I’m new and like feedback. What could I have done better?

Here’s how I did the Scrabble Project:

``````letters = ["A", "B", "C", "D", "E", "F", "G", "H", "I", "J", "K", "L", "M", "N", "O", "P", "Q", "R", "S", "T", "U", "V", "W", "X", "Y", "Z"]
points = [1, 3, 3, 2, 1, 4, 2, 4, 1, 8, 5, 1, 3, 4, 1, 3, 10, 1, 1, 1, 1, 4, 4, 8, 4, 10]

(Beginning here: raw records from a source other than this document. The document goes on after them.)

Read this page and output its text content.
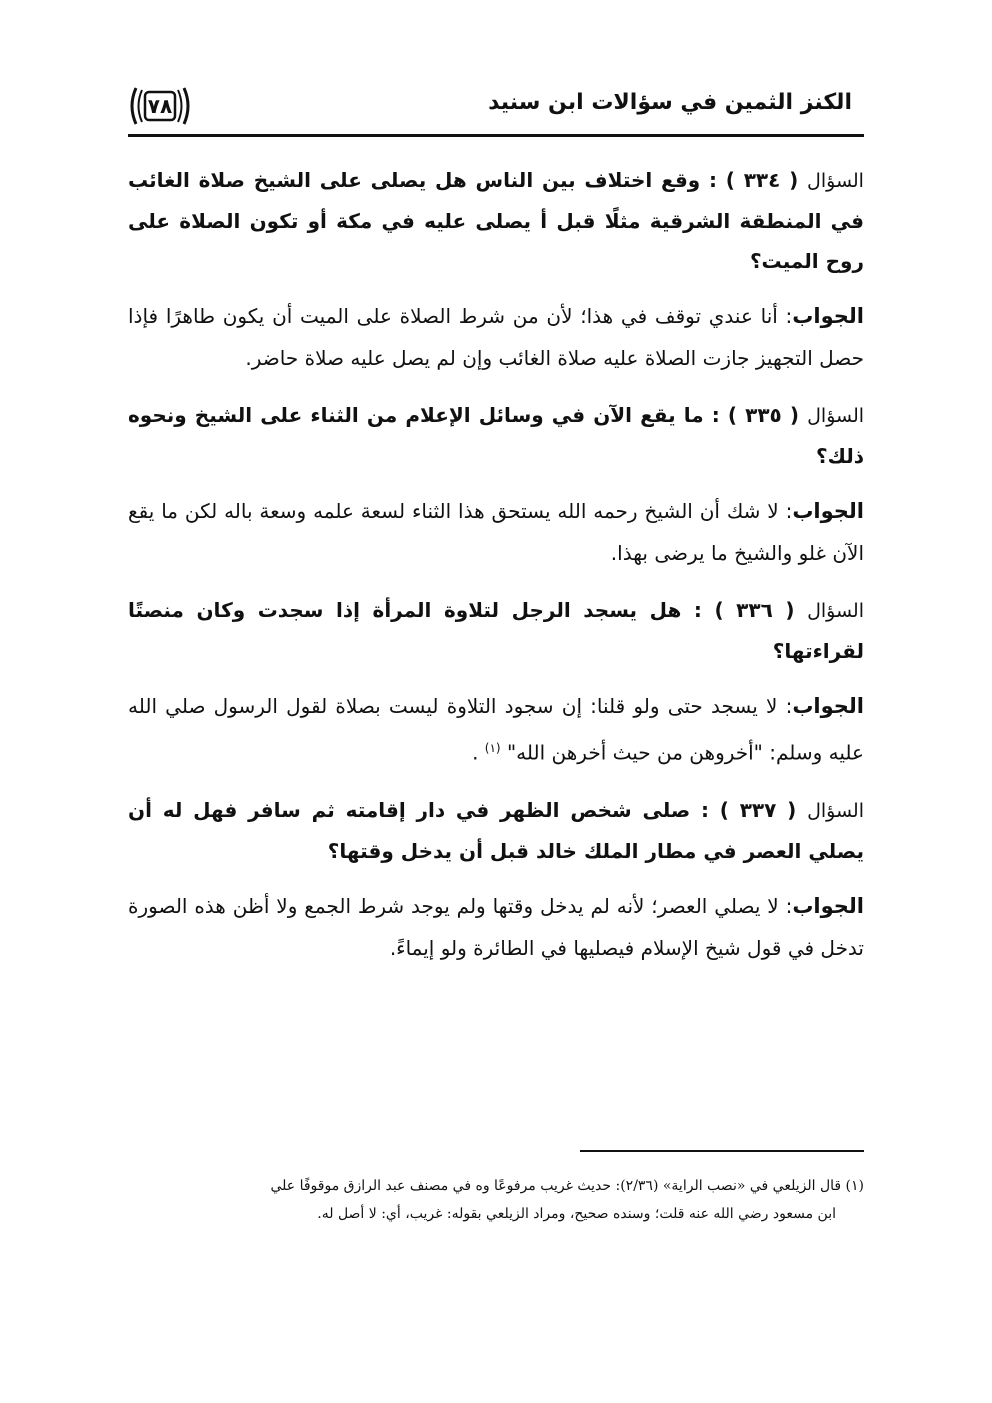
٧٨	الكنز الثمين في سؤالات ابن سنيد

السؤال ( ٣٣٤ ) : وقع اختلاف بين الناس هل يصلى على الشيخ صلاة الغائب في المنطقة الشرقية مثلًا قبل أ يصلى عليه في مكة أو تكون الصلاة على روح الميت؟

الجواب: أنا عندي توقف في هذا؛ لأن من شرط الصلاة على الميت أن يكون طاهرًا فإذا حصل التجهيز جازت الصلاة عليه صلاة الغائب وإن لم يصل عليه صلاة حاضر.

السؤال ( ٣٣٥ ) : ما يقع الآن في وسائل الإعلام من الثناء على الشيخ ونحوه ذلك؟

الجواب: لا شك أن الشيخ رحمه الله يستحق هذا الثناء لسعة علمه وسعة باله لكن ما يقع الآن غلو والشيخ ما يرضى بهذا.

السؤال ( ٣٣٦ ) : هل يسجد الرجل لتلاوة المرأة إذا سجدت وكان منصتًا لقراءتها؟

الجواب: لا يسجد حتى ولو قلنا: إن سجود التلاوة ليست بصلاة لقول الرسول صلي الله عليه وسلم: "أخروهن من حيث أخرهن الله" $^{(١)}$ .

السؤال ( ٣٣٧ ) : صلى شخص الظهر في دار إقامته ثم سافر فهل له أن يصلي العصر في مطار الملك خالد قبل أن يدخل وقتها؟

الجواب: لا يصلي العصر؛ لأنه لم يدخل وقتها ولم يوجد شرط الجمع ولا أظن هذه الصورة تدخل في قول شيخ الإسلام فيصليها في الطائرة ولو إيماءً.

(١) قال الزيلعي في «نصب الراية» (٢/٣٦): حديث غريب مرفوعًا وه في مصنف عبد الرازق موقوفًا علي

ابن مسعود رضي الله عنه قلت؛ وسنده صحيح، ومراد الزيلعي بقوله: غريب، أي: لا أصل له.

letter_to_points = dict(zip(letters, points))
letter_to_points[""] = 0

def score_word(word): return sum([letter_to_points.get(char.upper(), 0) for char in word])

player_to_words = {
"player1": ["blue", "tennis", "exit"],
"wordNerd": ["earth", "eyes", "machine"],
"Lexi Con": ["eraser", "belly", "husky"],
}

player_to_points = {player: sum([score_word(word) for word in player_to_words[player]]) for player, words in player_to_words.items()}

print(player_to_points)
``````

Hi there,

Your code looks good; however, on line 7:

``````def score_word(word): return sum([letter_to_points.get(char.upper(), 0) for char in word])
``````

The pep 8 style guide recommends against doing this:

Compound statements (multiple statements on the same line) are generally discouraged

Also on line 7 again, consider using setdefault() instead of get():

``````letter_to_points.setdefault(char.upper(), 0)
``````

Python dictionary method setdefault() is similar to get(), but will set dict[key]=default if key is not already in dict. If you take that recommendation, you can get rid of line 5:

``````letter_to_points[""] = 0
``````

If you use setdefault() you can set a default key value of zero for any character not in the dictionary already (such as a blank tile) . So that line (in my opinion) is not needed.

Another thing you can do to improve your code is to add some comments! Other than that, you did a great job! Keep up the good work!